Positive Geschäftszahlen – Zweitligist schuldenfrei.

Positive Zahlen präsentierte Zweitligist SC Paderborn im Rahmen der Mitgliederversammlung für das Geschäftsjahr 2014/2015. Auch aufgrund der Zugehörigkeit zur Bundesliga erwirtschaftete der aktuell 10.115 Mitglieder zählende Verein einen Jahresüberschuss von 6,1 Millionen Euro. Damit konnte der SCP nach einer mehrjährigen Phase der Konsolidierung erstmalig ein positives Eigenkapital in Höhe von 1,4 Millionen Euro ausweisen.

Aufsichtsratsvorsitzender Elmar Volkmann stellte den Mitgliedern die Daten und Fakten zur abgelaufenen Spielzeit vor. Bei einem Umsatz von 40,6 Millionen Euro erzielte der SCP einen Überschuss von 6,1 Millionen Euro, was einer Gewinnquote von 14,9 Prozent entspricht. „Wir sind schuldenfrei und haben ein positives Kapital, das uns auch in die Zukunft trägt“, betonte Volkmann.

Außerdem fördert der Club zunehmend die Nachwuchsarbeit. Diese Entwicklung zeigt sich in kontinuierlich steigenden Investitionen für den ideellen Bereich in Höhe von 1,4 Millionen Euro (zum Vergleich 2011/2012: 0,5 Millionen Euro).
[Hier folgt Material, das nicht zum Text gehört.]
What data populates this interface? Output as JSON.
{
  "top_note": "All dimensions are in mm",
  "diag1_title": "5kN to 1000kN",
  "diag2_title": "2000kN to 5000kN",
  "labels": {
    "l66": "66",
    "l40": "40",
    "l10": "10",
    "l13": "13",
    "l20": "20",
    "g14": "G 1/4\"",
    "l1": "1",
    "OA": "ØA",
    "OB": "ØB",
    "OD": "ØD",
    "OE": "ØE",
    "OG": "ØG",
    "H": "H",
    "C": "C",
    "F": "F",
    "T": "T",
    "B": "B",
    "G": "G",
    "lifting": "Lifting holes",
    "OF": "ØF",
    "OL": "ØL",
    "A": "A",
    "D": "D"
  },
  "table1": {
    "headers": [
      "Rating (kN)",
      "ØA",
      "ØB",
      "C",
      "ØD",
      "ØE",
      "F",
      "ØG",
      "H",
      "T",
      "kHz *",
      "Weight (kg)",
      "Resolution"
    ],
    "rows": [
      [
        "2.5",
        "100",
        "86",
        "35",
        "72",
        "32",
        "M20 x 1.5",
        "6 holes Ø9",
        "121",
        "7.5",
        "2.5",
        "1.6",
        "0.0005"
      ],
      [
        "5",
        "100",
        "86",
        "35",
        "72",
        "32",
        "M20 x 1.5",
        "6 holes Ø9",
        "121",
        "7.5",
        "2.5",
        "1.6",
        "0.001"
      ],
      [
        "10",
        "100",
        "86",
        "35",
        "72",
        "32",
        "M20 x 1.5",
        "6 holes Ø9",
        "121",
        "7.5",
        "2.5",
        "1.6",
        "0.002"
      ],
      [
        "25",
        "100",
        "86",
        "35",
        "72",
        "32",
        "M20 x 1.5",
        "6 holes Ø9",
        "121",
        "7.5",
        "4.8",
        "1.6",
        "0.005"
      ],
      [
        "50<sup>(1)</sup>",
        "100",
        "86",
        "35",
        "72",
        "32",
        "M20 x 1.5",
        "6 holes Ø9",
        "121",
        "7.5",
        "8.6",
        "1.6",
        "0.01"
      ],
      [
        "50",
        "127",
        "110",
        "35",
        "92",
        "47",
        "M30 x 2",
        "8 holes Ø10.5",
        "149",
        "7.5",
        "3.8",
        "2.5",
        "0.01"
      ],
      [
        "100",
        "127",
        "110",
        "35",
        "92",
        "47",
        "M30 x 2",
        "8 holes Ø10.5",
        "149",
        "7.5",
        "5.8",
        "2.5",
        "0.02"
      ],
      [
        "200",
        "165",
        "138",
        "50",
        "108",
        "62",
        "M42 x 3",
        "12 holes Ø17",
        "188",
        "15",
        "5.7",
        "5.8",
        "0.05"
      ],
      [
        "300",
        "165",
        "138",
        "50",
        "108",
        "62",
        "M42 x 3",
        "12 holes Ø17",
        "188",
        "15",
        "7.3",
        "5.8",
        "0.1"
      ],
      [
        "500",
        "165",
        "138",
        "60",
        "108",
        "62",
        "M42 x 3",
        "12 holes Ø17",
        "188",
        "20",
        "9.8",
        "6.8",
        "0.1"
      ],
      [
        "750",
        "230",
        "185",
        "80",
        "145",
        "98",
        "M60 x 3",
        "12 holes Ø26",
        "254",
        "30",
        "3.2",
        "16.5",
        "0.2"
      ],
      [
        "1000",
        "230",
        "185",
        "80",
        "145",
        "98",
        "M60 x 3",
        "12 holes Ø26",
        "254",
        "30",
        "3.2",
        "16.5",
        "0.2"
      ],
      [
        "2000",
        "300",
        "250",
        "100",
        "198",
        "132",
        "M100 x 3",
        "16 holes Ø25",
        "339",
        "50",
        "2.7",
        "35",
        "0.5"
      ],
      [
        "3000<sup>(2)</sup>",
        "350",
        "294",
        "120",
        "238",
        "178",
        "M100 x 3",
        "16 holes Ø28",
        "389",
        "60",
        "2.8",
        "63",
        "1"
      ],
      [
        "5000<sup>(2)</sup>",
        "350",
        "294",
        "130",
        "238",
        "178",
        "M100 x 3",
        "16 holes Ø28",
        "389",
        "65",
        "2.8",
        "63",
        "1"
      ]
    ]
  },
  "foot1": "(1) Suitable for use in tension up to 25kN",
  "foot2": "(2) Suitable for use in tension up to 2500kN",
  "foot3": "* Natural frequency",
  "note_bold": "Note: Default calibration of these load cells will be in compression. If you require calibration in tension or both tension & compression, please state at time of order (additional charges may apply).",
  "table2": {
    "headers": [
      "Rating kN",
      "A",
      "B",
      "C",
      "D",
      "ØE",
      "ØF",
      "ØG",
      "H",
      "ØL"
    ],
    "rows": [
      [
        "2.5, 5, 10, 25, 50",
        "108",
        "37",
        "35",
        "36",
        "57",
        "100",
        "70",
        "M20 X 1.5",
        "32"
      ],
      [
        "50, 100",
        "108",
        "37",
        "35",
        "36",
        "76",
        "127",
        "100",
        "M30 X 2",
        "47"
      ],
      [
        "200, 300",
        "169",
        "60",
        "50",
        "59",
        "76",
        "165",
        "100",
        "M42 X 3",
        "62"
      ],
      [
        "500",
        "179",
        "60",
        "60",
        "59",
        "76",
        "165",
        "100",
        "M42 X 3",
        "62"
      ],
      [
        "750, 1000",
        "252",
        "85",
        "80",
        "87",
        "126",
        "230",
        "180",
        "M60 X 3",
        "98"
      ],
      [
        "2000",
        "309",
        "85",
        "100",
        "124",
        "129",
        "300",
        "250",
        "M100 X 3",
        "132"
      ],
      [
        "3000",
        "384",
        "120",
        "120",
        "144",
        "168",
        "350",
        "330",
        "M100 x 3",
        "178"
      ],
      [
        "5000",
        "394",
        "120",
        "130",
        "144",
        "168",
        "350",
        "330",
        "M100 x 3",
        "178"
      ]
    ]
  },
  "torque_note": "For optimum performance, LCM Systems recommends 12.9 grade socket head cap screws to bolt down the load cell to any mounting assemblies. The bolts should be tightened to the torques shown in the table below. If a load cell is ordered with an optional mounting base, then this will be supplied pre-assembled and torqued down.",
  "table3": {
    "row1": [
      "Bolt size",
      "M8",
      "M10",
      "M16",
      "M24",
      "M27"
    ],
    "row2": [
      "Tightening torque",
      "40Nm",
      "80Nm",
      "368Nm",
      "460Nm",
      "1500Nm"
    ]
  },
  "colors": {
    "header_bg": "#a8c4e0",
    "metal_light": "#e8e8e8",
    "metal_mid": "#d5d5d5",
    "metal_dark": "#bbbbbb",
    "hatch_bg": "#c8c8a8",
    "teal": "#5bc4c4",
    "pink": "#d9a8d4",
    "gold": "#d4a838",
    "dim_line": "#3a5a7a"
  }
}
Chef-Trainer Stefan Effenberg, der mit dem SCP aktuell um den Klassenerhalt kämpft, stellte in seinen Ausführungen eine klare Botschaft in den Blickpunkt: „Unser Ziel ist es, zeitnah in die Bundesliga aufzusteigen. Dafür arbeitet die Mannschaft jeden Tag hart, fokussiert und akribisch.“

Bei den Wahlen bestätigten die Mitglieder den Aufsichtsrat mit Elmar Volkmann (Vorsitzender), Dr. Rüdiger Völkel (Stellvertretender Vorsitzender), Elmar Meier und Michael Neitemeier sowie den Ehrenrat mit Walter Schäfers, Dieter Cramer, Wolfgang Schmitz und Erhard Harlinghausen. Der Aufsichtsrat ernannte daraufhin das alte und neue Präsidium mit Wilfried Finke, Josef Ellebracht, Dr. Rudolf Christa und Martin Hornberger.